Hiernach schalteten sich Bundeskanzlerin Merkel und Frankreichs Präsident Macron direkt in die Verhandlungen ein, um in einem Dreiergespräch mit dem niederländischen Premier Mark Rutte einen Kompromiss zu erreichen. Die Kredite des ESM dürfen nun nur zur Bekämpfung der Folgen der Corona-Pandemie eingesetzt werden, wobei hierunter sowohl direkte wie indirekte Folgen subsumiert würden. Somit scheint den südlichen Eurosaaten der Weg offen, auch die ökonomischen Folgen der Pandemie mit den Mitteln des ESM zu bekämpfen.
Die Bundesrepublik scheint sich folglich mit ihrer Linie weitgehend durchgesetzt zu haben, die von Anfang an ernsthafte Stützungsmaßnahmen wie Eurobonds für den Süden verhindern wollte. Dennoch bleibt das Thema der Corona-Bonds auf der Tagesordnung der Eurozone. Paris konnte bei den Verhandlungen die Option eines Wiederaufbaufonds durchsetzen, mit dem der Währungsraum nach dem Ende der Pandemie ökonomisch stabilisiert werden soll. Hierzu könnten auch europäische Anleihen begeben werden.
Wirtschaftseinbruch in historische Dimensionen
Diese Frage soll bei künftigen Treffen - oder Videokonferenzen - der europäischen Funktionseliten weiter kontrovers diskutiert werden. Der Druck der südlichen Peripherie, gemeinsame Anleihen zu begeben, dürfte bei einer weiteren Vertiefung der Rezession ohnehin zunehmen. Nach Ansicht des IWF dürfe der kommende Wirtschaftseinbruch historische Dimensionen erreichen. Der Währungsfonds sieht die Weltwirtschaft vor einem ähnlichen Absturz wie in den 30er Jahre des 20. Jahrhunderts. Das Verhandlungsergebnis stellt somit nur einen Etappensieg Berlins dar - zumal der kommende Krisenschub die nationalen Differenzen und Spannungen in der Eurozone noch weiter verstärken wird.
Überdies sind diese europäischen Maßnahmen unterdimensioniert, um die von der Pandemie und dem Wirtschaftseinbruch besonders betroffenen Ländern ausreichend zu stabilisieren. Allein die Krisenmaßnahmen der Bundesrepublik sind höher als das gesamte europäische Rettungspaket.
Diese Lücke schließt bislang die EZB, die durch eine expansive Geldpolitik und Aufkaufprogramme für Anleihen die Zinsen in der Eurozone niedrig hält - und es so den südlichen Eurostaaten ermöglicht, entsprechende kreditfinanzierte Konjunkturprogramme aufzulegen. Spanien will etwa 200 Milliarden mobilisieren, um den wirtschaftlichen Fallout des jüngsten Krisenschubs wirksam begegnen zu können. In Italien wurde ein Konjunkturprogramm von 400 Milliarden angekündigt, das nur dank der Geldflut der EZB über niedrig verzinste Kredite finanziert werden kann.

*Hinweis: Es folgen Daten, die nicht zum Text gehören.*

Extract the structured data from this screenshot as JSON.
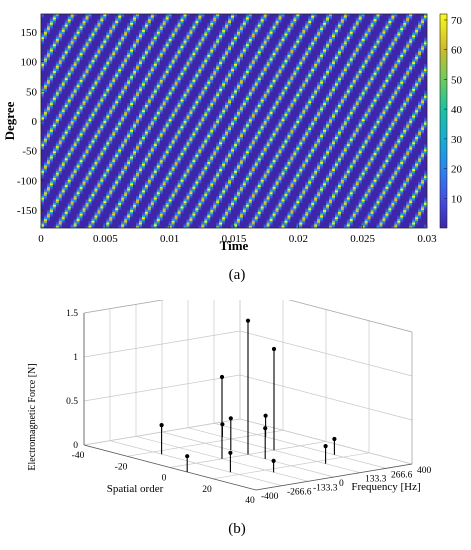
{
  "panels": {
    "a_label": "(a)",
    "b_label": "(b)"
  },
  "chart_data": [
    {
      "panel": "(a)",
      "type": "heatmap",
      "xlabel": "Time",
      "ylabel": "Degree",
      "xlim": [
        0,
        0.03
      ],
      "ylim": [
        -180,
        180
      ],
      "x_ticks": [
        "0",
        "0.005",
        "0.01",
        "0.015",
        "0.02",
        "0.025",
        "0.03"
      ],
      "x_tick_values": [
        0,
        0.005,
        0.01,
        0.015,
        0.02,
        0.025,
        0.03
      ],
      "y_ticks": [
        "150",
        "100",
        "50",
        "0",
        "-50",
        "-100",
        "-150"
      ],
      "y_tick_values": [
        150,
        100,
        50,
        0,
        -50,
        -100,
        -150
      ],
      "colorbar_ticks": [
        "70",
        "60",
        "50",
        "40",
        "30",
        "20",
        "10"
      ],
      "colorbar_tick_values": [
        70,
        60,
        50,
        40,
        30,
        20,
        10
      ],
      "clim": [
        0,
        72
      ],
      "colormap": "parula",
      "pattern": {
        "num_diagonal_waves": 8,
        "stripes_per_wave": 4,
        "degrees_per_period_of_time": 1440
      }
    },
    {
      "panel": "(b)",
      "type": "stem3d",
      "xlabel": "Spatial order",
      "ylabel": "Frequency [Hz]",
      "zlabel": "Electromagnetic Force [N]",
      "x_ticks": [
        "-40",
        "-20",
        "0",
        "20",
        "40"
      ],
      "y_ticks": [
        "-400",
        "-266.6",
        "-133.3",
        "0",
        "133.3",
        "266.6",
        "400"
      ],
      "z_ticks": [
        "0",
        "0.5",
        "1",
        "1.5"
      ],
      "xlim": [
        -40,
        40
      ],
      "ylim": [
        -400,
        400
      ],
      "zlim": [
        0,
        1.5
      ],
      "points": [
        {
          "order": 0,
          "freq": 0,
          "force": 1.52
        },
        {
          "order": 0,
          "freq": 133.3,
          "force": 1.15
        },
        {
          "order": 0,
          "freq": -133.3,
          "force": 0.93
        },
        {
          "order": 8,
          "freq": 0,
          "force": 0.35
        },
        {
          "order": -8,
          "freq": 0,
          "force": 0.36
        },
        {
          "order": 16,
          "freq": 266.6,
          "force": 0.18
        },
        {
          "order": 16,
          "freq": -266.6,
          "force": 0.22
        },
        {
          "order": -16,
          "freq": -266.6,
          "force": 0.33
        },
        {
          "order": -16,
          "freq": 266.6,
          "force": 0.24
        },
        {
          "order": 24,
          "freq": -133.3,
          "force": 0.13
        },
        {
          "order": 24,
          "freq": 133.3,
          "force": 0.2
        },
        {
          "order": -24,
          "freq": 133.3,
          "force": 0.14
        },
        {
          "order": 8,
          "freq": -400,
          "force": 0.18
        }
      ]
    }
  ]
}
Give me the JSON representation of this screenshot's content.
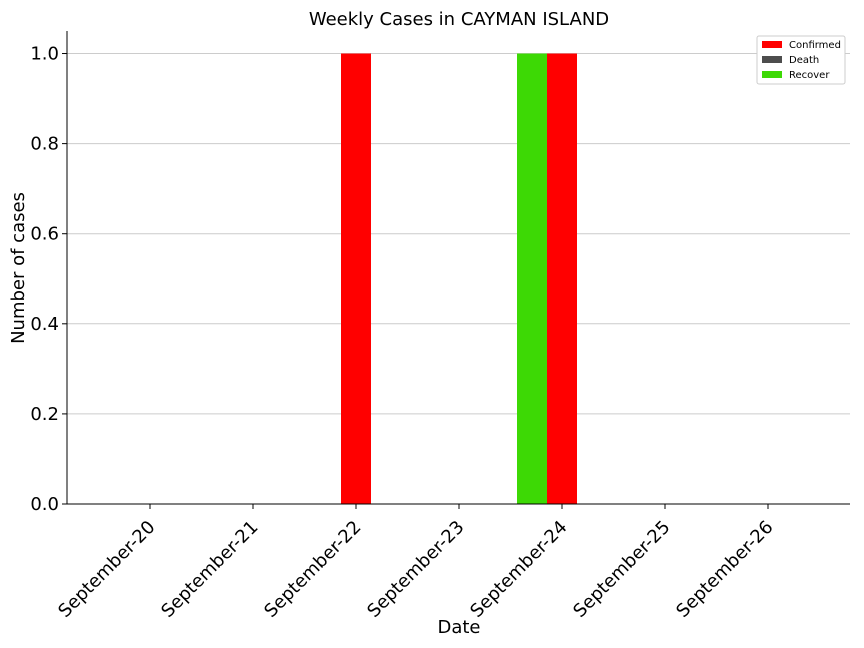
{
  "chart_data": {
    "type": "bar",
    "title": "Weekly Cases in CAYMAN ISLAND",
    "xlabel": "Date",
    "ylabel": "Number of cases",
    "categories": [
      "September-20",
      "September-21",
      "September-22",
      "September-23",
      "September-24",
      "September-25",
      "September-26"
    ],
    "series": [
      {
        "name": "Confirmed",
        "color": "#ff0000",
        "values": [
          0,
          0,
          1,
          0,
          1,
          0,
          0
        ]
      },
      {
        "name": "Death",
        "color": "#4d4d4d",
        "values": [
          0,
          0,
          0,
          0,
          0,
          0,
          0
        ]
      },
      {
        "name": "Recover",
        "color": "#3dd905",
        "values": [
          0,
          0,
          0,
          0,
          1,
          0,
          0
        ]
      }
    ],
    "ylim": [
      0,
      1.05
    ],
    "yticks": [
      "0.0",
      "0.2",
      "0.4",
      "0.6",
      "0.8",
      "1.0"
    ],
    "grid": "horizontal",
    "legend_position": "top-right"
  }
}
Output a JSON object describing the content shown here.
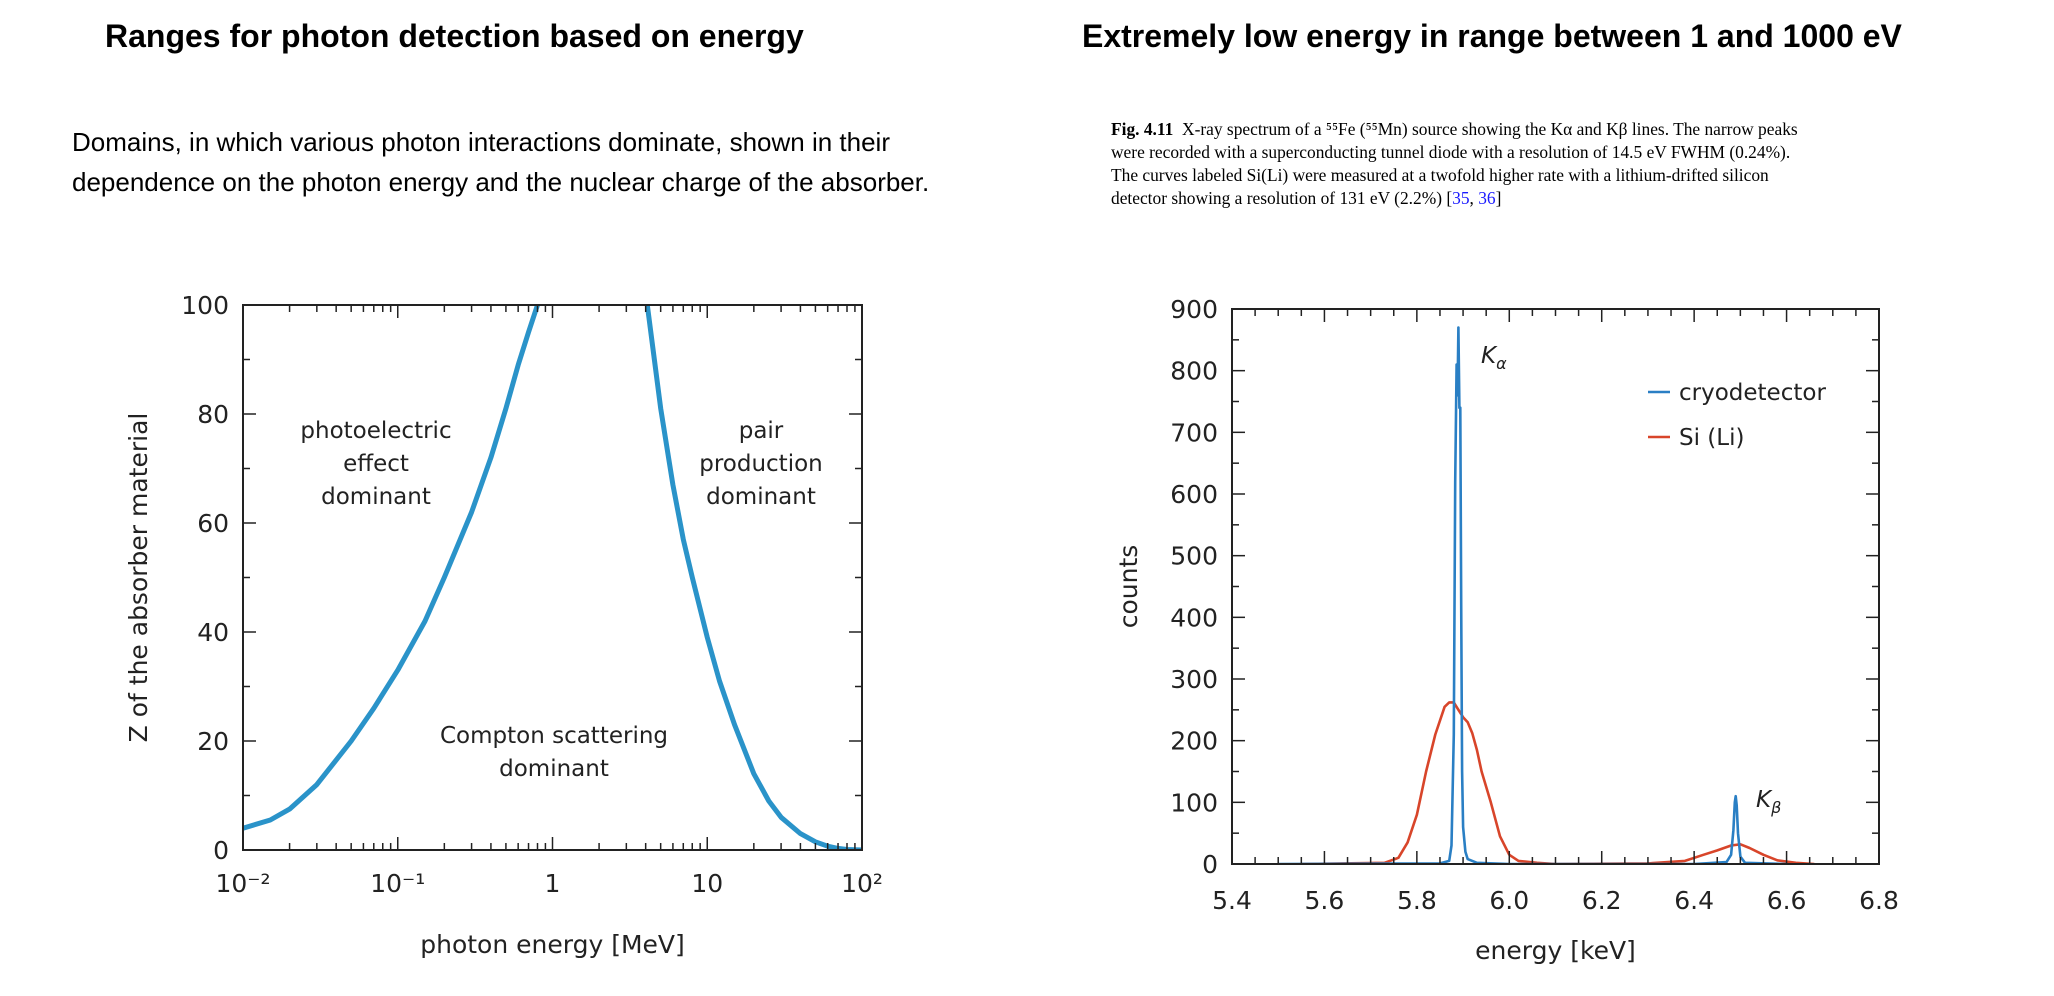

Die europäische Krisenpolitik ist somit nur Ausdruck nationaler Machtpolitik, bei der die kapitalistischen Nationalstaaten bemüht sind, die beste Ausgangsposition für sich angesichts der Krisendynamik zu erkämpfen, wobei speziell das deutsche Zentrum bemüht ist, mit massiven Konjunkturstützen im Inland und einer konjunkturpolitischen Blockade auf europäischer Ebene den sozioökonomischen Abstand zum Rest der Eurozone zu vergrößern, der die Grundlage der Dominanz der Bundesrepublik im europäischen Währungsraum bildet.
Die EZB unter Lagarde versucht hingegen, mit ihrer expansiven Geldpolitik dem entgegenzuwirken. Inwiefern diese an die Eurokrise erinnernde Konstellation, bei der die deutsche Blockadehaltung bei Konjunkturmaßnahmen durch eine Geldflut der EZB konterkariert würde, sich tatsächlich in einem rasch erodierenden Europa wiederholen kann, wird nicht nur durch den konkreten Verlauf der kommenden Wirtschaftskrise bestimmt werden. In Karlsruhe steht bald die Entscheidung an, inwiefern das Vorgehen der EZB mit dem Grundgesetz vereinbar ist - das Urteil könnte eine Gelegenheit schaffen, diese Machtbalance innerhalb der Eurozone zu stören.